As someone who has spent an embarrassing amount of time on various independent education, one of the key things I've taken from it is just how efficient text books are. Not only can you read more quickly than people can speak, but it's also active by nature. I've often found my attention wandering during videos, but it's just not possible to read without putting in a minimum amount of focus. It's also a lot easier to modulate your reading speed based on how easy material is for you than it is to do the same during a lecture video.
Some general thoughts on MOOCs:
Coursera and edX tend to be great for small, self-contained topics and the automated graders for programming assignments is great as well. The forums are also useful, though not ideal (since there are no practice questions students can get help with that don't fall under the honor code).
Where modern MOOCs really fall down is prerequisites. It's surprisingly difficult to do something like structure an entire CS degree from Coursera classes. Though many classes are taught by famous CS professors, they are from different institutions that break material into courses in different ways. Worse still a lot of the classes are either watered-down or shortened or both.

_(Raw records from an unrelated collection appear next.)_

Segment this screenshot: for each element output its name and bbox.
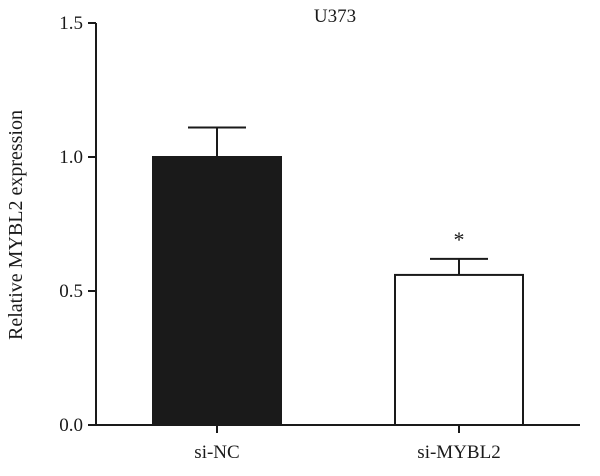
y-axis-title: Relative MYBL2 expression [5, 110, 27, 340]
x-tick-label: si-MYBL2 [417, 442, 500, 463]
x-axis: si-NC si-MYBL2 [95, 424, 580, 463]
y-axis: 0.0 0.5 1.0 1.5 [59, 13, 97, 436]
bar-si-NC [152, 156, 282, 426]
y-tick-label: 0.0 [59, 415, 83, 436]
bar-si-MYBL2 [394, 273, 524, 427]
chart-title: U373 [314, 6, 356, 27]
significance-marker: * [454, 227, 465, 252]
y-tick-label: 1.0 [59, 147, 83, 168]
annotations: * [454, 227, 465, 252]
error-bars [188, 126, 488, 275]
y-tick-label: 1.5 [59, 13, 83, 34]
y-tick-label: 0.5 [59, 281, 83, 302]
x-tick-label: si-NC [194, 442, 239, 463]
bars [152, 156, 524, 427]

MIT's Open Courseware archives are actually a lot better for this. There are no certificates, and no credentials, but nearly all the material is freely available. The one biggest inefficiency though, is all the time spent in the lectures. At least they can be played back at a higher speed, but the lectures really do take a lot more time and cover less than the textbooks. For courses that have good textbooks, I think the best approach is to skip the lectures except in portions where you feel like you need more review.
Finally Khan Academy is fantastic for answering specific, mechanical questions (e.g. how to calculate eigen values), but a bit light on material. I'd use it as a supplement for the other resources.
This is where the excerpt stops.